Skills and Abilities:
- In-depth knowledge of Australian and New Zealand regulatory guidelines, regulations, and processes applicable to pharmaceuticals, medical devices, and related healthcare products.
- Proven experience in leading and managing regulatory affairs activities, including preparing and submitting complex regulatory submissions.
- Strong understanding of TGA (Therapeutic Goods Administration) and Medsafe (Medicines and Medical Devices Safety Authority) regulations, guidelines, and procedures.
- Excellent leadership and interpersonal skills with the ability to collaborate effectively with cross-functional teams and regulatory authorities.
- Strong organisational and project management skills, with the ability to prioritise and manage multiple tasks simultaneously.
- Analytical mindset with the ability to assess regulatory risks, propose appropriate solutions, and make sound decisions.
- Proficiency in using regulatory databases, document management systems, and other relevant software tools.
- Knowledge of quality management systems, GMP (Good Manufacturing Practices), and ISO standards (as appropriate).
- Experience in managing interactions with regulatory authorities.
- Ability to critically appraise data
- Ability to work in a high paced environment
- Confidence to conduct presentations in front of small to medium groups within the company
- Good proficiency for Microsoft Office (Word, Excel, PowerPoint)
- Ability to prioritise and work under pressure
- Willing to learn, adaptable to change, proactive and responsive
- Excellent oral and written communication skills, with the ability to effectively communicate complex regulatory concepts to both technical and non-technical stakeholders and experience with preparing reports.
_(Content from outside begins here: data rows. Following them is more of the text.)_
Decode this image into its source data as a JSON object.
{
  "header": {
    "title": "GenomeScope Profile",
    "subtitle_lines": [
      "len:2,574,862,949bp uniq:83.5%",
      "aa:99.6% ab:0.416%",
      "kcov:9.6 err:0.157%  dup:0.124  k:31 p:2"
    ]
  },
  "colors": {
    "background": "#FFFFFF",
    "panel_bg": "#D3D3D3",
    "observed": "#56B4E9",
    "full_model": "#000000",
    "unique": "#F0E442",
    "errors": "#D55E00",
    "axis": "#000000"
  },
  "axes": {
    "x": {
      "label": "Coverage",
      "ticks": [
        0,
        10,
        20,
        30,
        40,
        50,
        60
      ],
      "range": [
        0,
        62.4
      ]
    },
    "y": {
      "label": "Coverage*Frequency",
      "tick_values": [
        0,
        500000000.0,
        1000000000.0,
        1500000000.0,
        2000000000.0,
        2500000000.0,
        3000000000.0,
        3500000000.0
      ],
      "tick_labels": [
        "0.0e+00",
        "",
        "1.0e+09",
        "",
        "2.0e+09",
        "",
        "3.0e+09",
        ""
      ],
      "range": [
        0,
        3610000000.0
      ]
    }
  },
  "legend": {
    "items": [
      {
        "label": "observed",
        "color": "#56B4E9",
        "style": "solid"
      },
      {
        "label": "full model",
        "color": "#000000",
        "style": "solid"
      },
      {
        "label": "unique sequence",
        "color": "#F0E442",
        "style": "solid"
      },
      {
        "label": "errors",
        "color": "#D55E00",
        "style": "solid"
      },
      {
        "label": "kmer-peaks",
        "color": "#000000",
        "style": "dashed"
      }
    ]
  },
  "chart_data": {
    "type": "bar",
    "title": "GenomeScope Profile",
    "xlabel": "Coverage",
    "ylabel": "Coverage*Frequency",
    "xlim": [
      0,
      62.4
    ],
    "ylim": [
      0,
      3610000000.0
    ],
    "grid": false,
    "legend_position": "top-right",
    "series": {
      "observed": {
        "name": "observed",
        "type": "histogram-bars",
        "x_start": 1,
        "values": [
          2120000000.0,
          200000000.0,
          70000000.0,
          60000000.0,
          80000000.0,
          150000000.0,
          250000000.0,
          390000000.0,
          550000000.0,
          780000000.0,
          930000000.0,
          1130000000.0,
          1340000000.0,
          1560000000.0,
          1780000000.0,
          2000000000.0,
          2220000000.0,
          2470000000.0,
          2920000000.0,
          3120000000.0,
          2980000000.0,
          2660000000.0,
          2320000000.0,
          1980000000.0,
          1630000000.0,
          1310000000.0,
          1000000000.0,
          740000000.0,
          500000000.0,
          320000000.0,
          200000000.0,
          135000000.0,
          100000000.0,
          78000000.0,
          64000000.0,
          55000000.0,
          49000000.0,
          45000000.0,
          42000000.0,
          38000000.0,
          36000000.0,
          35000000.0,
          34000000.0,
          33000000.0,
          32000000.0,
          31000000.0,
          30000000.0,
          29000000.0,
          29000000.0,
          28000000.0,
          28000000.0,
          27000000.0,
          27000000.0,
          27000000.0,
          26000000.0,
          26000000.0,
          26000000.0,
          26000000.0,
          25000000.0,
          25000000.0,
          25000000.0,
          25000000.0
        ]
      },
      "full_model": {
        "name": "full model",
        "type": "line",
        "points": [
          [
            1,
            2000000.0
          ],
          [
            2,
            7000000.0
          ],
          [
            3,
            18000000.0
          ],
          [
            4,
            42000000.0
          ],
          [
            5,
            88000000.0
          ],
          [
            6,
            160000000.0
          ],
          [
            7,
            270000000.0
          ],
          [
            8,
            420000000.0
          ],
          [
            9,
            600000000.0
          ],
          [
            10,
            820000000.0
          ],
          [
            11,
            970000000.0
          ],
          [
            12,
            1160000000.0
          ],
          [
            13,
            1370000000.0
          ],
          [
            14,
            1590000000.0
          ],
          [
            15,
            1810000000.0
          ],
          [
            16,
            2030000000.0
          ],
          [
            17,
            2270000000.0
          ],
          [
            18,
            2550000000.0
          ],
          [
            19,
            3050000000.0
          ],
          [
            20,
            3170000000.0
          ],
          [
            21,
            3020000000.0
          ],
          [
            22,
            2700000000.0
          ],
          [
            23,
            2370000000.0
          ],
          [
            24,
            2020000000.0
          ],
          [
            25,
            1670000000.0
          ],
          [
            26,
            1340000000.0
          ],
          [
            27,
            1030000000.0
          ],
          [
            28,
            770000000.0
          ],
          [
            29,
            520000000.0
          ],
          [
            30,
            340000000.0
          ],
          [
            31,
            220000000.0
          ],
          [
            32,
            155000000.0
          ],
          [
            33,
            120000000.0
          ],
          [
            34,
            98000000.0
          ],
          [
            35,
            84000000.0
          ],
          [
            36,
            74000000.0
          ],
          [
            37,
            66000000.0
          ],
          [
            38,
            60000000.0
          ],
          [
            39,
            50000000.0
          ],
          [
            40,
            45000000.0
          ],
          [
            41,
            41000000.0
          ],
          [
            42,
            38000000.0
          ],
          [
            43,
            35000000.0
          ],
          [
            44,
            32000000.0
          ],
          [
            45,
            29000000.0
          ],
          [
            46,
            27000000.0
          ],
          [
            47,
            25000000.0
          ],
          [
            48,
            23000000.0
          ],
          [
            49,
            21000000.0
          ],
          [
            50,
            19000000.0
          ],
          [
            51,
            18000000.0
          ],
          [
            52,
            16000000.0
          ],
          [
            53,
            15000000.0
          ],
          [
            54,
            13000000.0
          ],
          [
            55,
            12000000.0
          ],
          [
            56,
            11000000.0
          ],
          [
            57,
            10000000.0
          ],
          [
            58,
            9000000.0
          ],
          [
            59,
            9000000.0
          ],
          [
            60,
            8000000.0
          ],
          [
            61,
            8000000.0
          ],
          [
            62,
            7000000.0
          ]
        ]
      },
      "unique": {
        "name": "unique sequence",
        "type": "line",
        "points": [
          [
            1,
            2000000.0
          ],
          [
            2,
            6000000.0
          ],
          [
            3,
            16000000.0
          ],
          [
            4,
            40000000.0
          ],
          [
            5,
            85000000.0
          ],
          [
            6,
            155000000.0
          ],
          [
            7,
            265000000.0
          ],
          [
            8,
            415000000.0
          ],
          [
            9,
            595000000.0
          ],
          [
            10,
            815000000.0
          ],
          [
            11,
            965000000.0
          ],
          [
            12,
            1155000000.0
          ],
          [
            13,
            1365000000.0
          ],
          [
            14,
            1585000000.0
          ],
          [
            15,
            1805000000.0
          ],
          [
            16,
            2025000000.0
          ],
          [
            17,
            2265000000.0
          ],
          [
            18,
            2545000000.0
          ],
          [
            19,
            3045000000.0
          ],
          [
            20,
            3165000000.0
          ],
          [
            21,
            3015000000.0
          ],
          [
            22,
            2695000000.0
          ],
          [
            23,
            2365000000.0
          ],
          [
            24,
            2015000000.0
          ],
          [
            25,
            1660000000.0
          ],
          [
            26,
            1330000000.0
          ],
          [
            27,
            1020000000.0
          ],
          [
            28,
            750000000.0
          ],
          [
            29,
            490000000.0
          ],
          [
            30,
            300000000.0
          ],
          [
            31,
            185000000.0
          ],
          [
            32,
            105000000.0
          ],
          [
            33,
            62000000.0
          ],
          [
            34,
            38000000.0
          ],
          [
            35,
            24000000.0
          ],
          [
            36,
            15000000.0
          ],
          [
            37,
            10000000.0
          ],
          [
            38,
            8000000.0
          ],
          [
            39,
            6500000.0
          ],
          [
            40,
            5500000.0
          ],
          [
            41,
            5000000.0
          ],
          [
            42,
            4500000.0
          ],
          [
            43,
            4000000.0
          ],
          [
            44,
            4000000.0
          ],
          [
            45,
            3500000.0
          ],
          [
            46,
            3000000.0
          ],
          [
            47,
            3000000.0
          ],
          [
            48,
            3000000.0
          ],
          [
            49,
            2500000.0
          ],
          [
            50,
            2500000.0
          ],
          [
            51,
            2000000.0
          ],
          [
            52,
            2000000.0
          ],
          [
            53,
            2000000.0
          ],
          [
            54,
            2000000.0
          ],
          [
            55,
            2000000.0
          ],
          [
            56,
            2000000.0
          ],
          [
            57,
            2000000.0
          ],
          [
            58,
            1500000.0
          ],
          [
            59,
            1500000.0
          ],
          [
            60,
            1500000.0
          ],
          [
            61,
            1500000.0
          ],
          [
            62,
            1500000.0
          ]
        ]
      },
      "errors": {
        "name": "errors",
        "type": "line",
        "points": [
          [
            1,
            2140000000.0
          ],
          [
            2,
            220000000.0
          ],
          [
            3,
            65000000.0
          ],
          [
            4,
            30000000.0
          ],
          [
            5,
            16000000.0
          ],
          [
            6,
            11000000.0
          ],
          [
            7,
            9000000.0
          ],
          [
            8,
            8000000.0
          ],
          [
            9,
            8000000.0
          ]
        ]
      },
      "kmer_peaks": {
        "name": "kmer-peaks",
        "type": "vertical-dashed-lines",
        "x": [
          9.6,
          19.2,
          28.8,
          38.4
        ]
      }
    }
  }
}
- Excellent attention to detail and time management
- Good negotiation skills
- A high level of integrity and ethical conduct, ensuring compliance with regulatory and company policies.
Additional Information
Let’s create a more inclusive world together
AbbVie is dedicated to fostering an inclusive, flexible, and supportive workplace that values and respects every individual. We strongly believe that diverse perspectives are essential for achieving exceptional outcomes, and we actively encourage applications from individuals of all ages, nationalities, abilities, and cultures. We are committed to providing equal opportunities for all employees and ensuring a fair and inclusive recruitment process. If you have any specific requests or accessibility requirements, please inform us at the time of application (via [email protected]), and we will make the necessary adjustments to accommodate your needs.
AbbVie is committed to operating with integrity, driving innovation, transforming lives, serving our community and embracing diversity and inclusion. It is AbbVie’s policy to employ qualified persons of the greatest ability without discrimination against any employee or applicant for employment because of race, color, religion, national origin, age, sex (including pregnancy), physical or mental disability, medical condition, genetic information, gender identity or expression, sexual orientation, marital status, status as a protected veteran, or any other legally protected group status.